SELECT TOP (10) * FROM [dbo].[weather_data]

Output:

| datetime                      | country | city   | latitude | longitude | temp_c | temp_f | feels_like_c | feels_like_f | weather_desc       | wind_deg | wind_speed | humidity | pressure | sunrise                     | sunset                      | id      |
|-------------------------------|---------|--------|----------|-----------|--------|--------|--------------|--------------|--------------------|----------|------------|----------|----------|-----------------------------|-----------------------------|---------|
| 2023-11-13T18:56:11.0000000   | DE      | Berlin | 52.5244  | 13.4105   | 7      | 45     | 4            | 39           | broken clouds      | 147      | 6.71       | 86       | 988      | 2023-11-13T07:23:50.0000000 | 2023-11-13T16:17:29.0000000 | 2950159 |
| 2023-11-14T12:58:57.0000000   | DE      | Berlin | 52.5244  | 13.4105   | 13     | 56     | 12           | 54           | broken clouds      | 240      | 12.07      | 72       | 987      | 2023-11-14T07:25:39.0000000 | 2023-11-14T16:15:59.0000000 | 2950159 |
| 2023-11-14T16:59:48.0000000   | DE      | Berlin | 52.5244  | 13.4105   | 11     | 53     | 11           | 51           | few clouds         | 243      | 9.39       | 83       | 987      | 2023-11-14T07:25:39.0000000 | 2023-11-14T16:15:59.0000000 | 2950159 |
| 2023-11-14T21:00:00.0000000   | DE      | Berlin | 52.5244  | 13.4105   | 10     | 51     | 10           | 49           | scattered clouds   | 225      | 6.71       | 82       | 987      | 2023-11-14T07:25:39.0000000 | 2023-11-14T16:15:59.0000000 | 2950159 |
| 2023-11-15T00:57:04.0000000   | DE      | Berlin | 52.5244  | 13.4105   | 10     | 49     | 6            | 43           | broken clouds      | 246      | 7.6        | 90       | 985      | 2023-11-15T07:27:27.0000000 | 2023-11-15T16:14:31.0000000 | 2950159 |
| 2023-11-15T04:57:00.0000000   | DE      | Berlin | 52.5244  | 13.4105   | 9      | 48     | 6            | 42           | overcast clouds    | 263      | 7.6        | 89       | 988      | 2023-11-15T07:27:27.0000000 | 2023-11-15T16:14:31.0000000 | 2950159 |
| 2023-11-15T08:57:40.0000000   | DE      | Berlin | 52.5244  | 13.4105   | 7      | 45     | 3            | 38           | overcast clouds    | 280      | 8.75       | 87       | 994      | 2023-11-15T07:27:27.0000000 | 2023-11-15T16:14:31.0000000 | 2950159 |
| 2023-11-15T12:59:39.0000000   | DE      | Berlin | 52.5244  | 13.4105   | 8      | 47     | 5            | 40           | overcast clouds    | 297      | 7.15       | 83       | 999      | 2023-11-15T07:27:27.0000000 | 2023-11-15T16:14:31.0000000 | 2950159 |
| 2023-11-15T16:58:26.0000000   | DE      | Berlin | 52.5244  | 13.4105   | 8      | 47     | 6            | 43           | clear sky          | 290      | 3.58       | 78       | 1001     | 2023-11-15T07:27:27.0000000 | 2023-11-15T16:14:31.0000000 | 2950159 |
| 2023-11-15T17:28:58.0000000   | DE      | Berlin | 52.5244  | 13.4105   | 8      | 46     | 6            | 43           | few clouds         | 310      | 2.68       | 79       | 1001     | 2023-11-15T07:27:27.0000000 | 2023-11-15T16:14:31.0000000 | 2950159 |

Conclusion

This is a simple pipeline that I plan to leave running for the near future. I like that it’s meant to be fully automatic. Theoretically no user input will ever be needed to keep this data generation going (apart from running updates and maintenance).

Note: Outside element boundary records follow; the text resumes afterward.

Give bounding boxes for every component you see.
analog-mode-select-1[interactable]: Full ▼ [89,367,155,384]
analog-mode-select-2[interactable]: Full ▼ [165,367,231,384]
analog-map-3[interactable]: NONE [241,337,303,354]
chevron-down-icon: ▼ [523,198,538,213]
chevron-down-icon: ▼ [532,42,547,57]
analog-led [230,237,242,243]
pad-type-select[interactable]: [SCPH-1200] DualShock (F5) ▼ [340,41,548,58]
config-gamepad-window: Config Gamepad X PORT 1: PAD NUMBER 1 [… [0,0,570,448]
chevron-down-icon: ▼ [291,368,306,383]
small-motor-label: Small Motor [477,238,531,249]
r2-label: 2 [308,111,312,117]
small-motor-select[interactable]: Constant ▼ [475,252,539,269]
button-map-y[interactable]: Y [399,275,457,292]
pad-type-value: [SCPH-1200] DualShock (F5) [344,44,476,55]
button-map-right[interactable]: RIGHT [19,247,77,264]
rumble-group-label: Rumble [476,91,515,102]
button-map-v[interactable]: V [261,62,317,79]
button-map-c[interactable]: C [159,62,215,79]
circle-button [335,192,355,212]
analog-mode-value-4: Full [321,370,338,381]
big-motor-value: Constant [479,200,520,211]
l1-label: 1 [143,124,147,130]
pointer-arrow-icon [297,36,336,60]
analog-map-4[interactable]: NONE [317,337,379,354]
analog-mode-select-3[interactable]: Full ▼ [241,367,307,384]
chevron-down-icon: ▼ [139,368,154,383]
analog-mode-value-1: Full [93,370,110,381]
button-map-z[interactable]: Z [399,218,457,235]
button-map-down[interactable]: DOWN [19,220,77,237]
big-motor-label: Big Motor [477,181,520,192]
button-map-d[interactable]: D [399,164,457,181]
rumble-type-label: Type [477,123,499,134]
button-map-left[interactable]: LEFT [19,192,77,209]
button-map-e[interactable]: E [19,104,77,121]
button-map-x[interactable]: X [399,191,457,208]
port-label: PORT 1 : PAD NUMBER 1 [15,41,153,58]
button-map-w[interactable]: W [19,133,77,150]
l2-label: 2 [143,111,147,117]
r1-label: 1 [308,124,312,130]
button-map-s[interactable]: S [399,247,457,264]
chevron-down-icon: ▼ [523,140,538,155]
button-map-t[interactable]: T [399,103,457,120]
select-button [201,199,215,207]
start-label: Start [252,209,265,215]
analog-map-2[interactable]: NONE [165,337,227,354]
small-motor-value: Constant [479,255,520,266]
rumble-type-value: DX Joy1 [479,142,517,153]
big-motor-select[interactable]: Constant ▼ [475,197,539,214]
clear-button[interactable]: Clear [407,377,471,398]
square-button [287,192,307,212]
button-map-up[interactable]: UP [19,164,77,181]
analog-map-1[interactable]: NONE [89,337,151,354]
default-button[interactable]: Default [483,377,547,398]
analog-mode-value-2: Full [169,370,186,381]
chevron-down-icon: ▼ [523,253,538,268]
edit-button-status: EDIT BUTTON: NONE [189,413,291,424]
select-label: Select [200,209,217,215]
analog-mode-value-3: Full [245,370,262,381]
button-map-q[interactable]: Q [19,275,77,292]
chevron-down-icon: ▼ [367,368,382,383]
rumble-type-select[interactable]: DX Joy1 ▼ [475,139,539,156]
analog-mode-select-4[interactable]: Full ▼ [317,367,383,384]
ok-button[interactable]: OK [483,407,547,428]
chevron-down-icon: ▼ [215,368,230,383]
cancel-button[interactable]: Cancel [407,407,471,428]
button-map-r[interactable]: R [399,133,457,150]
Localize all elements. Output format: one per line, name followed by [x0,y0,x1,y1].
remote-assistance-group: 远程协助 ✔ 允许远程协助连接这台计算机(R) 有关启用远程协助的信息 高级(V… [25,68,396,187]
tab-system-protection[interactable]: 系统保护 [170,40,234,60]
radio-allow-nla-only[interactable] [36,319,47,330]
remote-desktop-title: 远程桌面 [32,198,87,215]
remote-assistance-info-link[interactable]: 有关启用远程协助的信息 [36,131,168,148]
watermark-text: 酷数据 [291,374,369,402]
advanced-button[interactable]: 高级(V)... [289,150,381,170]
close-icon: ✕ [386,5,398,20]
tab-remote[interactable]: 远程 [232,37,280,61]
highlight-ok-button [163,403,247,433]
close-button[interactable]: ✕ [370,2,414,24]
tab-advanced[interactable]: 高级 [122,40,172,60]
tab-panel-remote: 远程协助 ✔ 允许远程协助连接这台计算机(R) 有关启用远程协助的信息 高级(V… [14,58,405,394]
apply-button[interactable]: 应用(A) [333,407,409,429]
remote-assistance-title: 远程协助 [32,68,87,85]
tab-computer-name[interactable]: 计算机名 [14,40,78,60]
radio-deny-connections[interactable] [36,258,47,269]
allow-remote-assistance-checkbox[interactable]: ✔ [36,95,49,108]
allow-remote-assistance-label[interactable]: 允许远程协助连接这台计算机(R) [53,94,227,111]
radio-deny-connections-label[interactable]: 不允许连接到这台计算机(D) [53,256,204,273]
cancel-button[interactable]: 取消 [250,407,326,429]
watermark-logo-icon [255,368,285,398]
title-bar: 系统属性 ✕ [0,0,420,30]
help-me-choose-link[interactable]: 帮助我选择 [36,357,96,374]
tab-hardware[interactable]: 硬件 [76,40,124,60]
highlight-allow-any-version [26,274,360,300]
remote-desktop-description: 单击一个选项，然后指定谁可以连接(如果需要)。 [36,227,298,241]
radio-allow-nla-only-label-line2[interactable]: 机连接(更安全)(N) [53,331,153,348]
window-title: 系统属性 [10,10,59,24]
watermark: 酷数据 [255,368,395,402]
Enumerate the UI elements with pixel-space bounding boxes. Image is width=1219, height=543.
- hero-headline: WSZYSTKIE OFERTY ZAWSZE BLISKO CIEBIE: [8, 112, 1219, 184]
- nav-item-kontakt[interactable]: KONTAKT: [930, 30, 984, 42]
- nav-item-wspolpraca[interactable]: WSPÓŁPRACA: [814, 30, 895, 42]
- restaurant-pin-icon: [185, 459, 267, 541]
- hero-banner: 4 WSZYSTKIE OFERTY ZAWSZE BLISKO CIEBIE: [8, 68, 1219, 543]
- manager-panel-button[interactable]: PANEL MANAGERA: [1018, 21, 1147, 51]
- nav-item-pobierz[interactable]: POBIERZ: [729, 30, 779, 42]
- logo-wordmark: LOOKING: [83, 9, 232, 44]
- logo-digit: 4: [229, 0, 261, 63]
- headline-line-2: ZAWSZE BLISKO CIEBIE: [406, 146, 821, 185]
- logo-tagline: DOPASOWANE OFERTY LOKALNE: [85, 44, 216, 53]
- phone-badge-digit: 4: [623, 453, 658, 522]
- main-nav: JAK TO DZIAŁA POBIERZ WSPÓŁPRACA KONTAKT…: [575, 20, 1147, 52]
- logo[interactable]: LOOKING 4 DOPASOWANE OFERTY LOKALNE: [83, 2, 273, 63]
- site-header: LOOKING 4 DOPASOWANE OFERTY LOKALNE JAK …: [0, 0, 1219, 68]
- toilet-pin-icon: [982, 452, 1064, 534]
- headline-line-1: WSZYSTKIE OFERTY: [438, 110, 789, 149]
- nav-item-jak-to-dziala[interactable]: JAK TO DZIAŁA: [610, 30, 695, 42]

In some way, data pipelines, or automated processes in general, remind me of the way our cells work at the molecular level. They have these immensely complex processes that have been set up and are running according to how they’ve been set up. I find that appealing. For an illustration of this, skip to 3:35 of this Ted talk.

Next Steps

Looking ahead, the focus is on creating a simple Flask dashboard. This dashboard will give us a quick look at what’s happening with the data trends in Berlin, updating once per day.

Known Bugs

It looks like the sunrise and sunset times are not correct. They should be converted to a time object, not a datetime object. More digging to be done here.